Dieci giovani milanesi indagati dopo una serie di episodi violenti a Senigallia: tre arresti per rapina
La comitiva, arrivata tra il 13 e il 14 agosto, è accusata di danneggiamenti, minacce e rapine sul lungomare Alighieri; tre ventenni trasferiti al carcere di Montacuto
Una comitiva di dieci giovani milanesi è al centro di un'indagine della polizia di Stato a Senigallia per una serie di episodi violenti e di danneggiamento avvenuti durante le vacanze di Ferragosto. Tre componenti del gruppo sono stati arrestati con l'accusa di rapina, mentre gli altri sono stati identificati e indagati a vario titolo.

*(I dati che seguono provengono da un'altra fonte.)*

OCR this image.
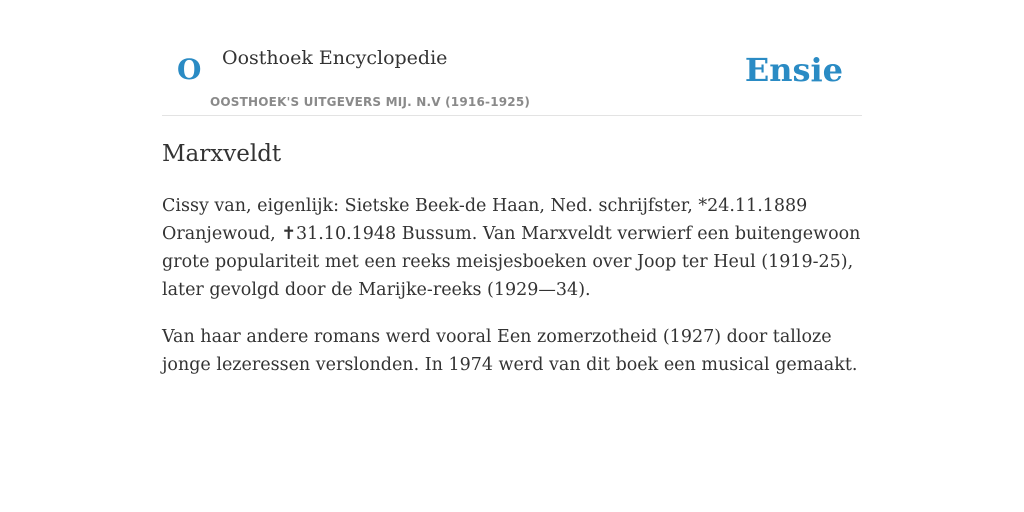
O Oosthoek Encyclopedie
OOSTHOEK'S UITGEVERS MIJ. N.V (1916-1925)
Ensie
Marxveldt

Cissy van, eigenlijk: Sietske Beek-de Haan, Ned. schrijfster, *24.11.1889 Oranjewoud, ✝31.10.1948 Bussum. Van Marxveldt verwierf een buitengewoon grote populariteit met een reeks meisjesboeken over Joop ter Heul (1919-25), later gevolgd door de Marijke-reeks (1929—34).

Van haar andere romans werd vooral Een zomerzotheid (1927) door talloze jonge lezeressen verslonden. In 1974 werd van dit boek een musical gemaakt.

I ragazzi sono giunti nella cittadina marchigiana tra il 13 e il 14 agosto. Il primo episodio segnalato ha riguardato un albergo della zona: alcuni membri del gruppo avevano prenotato una camera per due persone ma avrebbero cercato di dormirci in sei; i gestori li avrebbero così allontanati.
Il giorno successivo un appartamento privato regolarmente affittato a due persone sarebbe stato occupato dall'intera comitiva e, secondo la ricostruzione, completamente devastato, con mobili rotti e doghe dei letti divelte, forse per essere utilizzate come armi improprie. Il gruppo avrebbe inoltre minacciato i vicini e danneggiato alcune automobili in sosta nella via.
Nella notte di Ferragosto tre componenti del gruppo sono accusati di aver effettuato alcune rapine lungo la spiaggia libera del lungomare Alighieri. Intorno a mezzanotte, secondo le denunce, due giovani avrebbero avvicinato una persona per farsi consegnare del denaro; al rifiuto l'avrebbero colpita al volto e poi sarebbero fuggiti a piedi sull'arenile.
Alle 2.45 si sarebbe verificato un secondo episodio con modalità simili: tre persone avrebbero accerchiato un gruppo di giovani, picchiandoli con calci e pugni e sottraendo il denaro prima di tentare la fuga.
Grazie alle descrizioni fornite dai testimoni, gli agenti hanno rintracciato i presunti responsabili poco distante mentre cercavano di allontanarsi alla vista delle volanti; le vittime li hanno riconosciuti. I tre arrestati, ventenni di origine tunisina nati e cresciuti in Italia, sono risultati in possesso del denaro sottratto poco prima e di un coltello da cucina lungo 21 centimetri.
I tre sono stati trasferiti nel carcere di Montacuto in attesa dell'udienza di convalida. Gli altri componenti della comitiva, tutti ventenni e, secondo la ricostruzione, incensurati come i tre arrestati, sono stati identificati e iscritti nel registro degli indagati per danneggiamenti e minacce.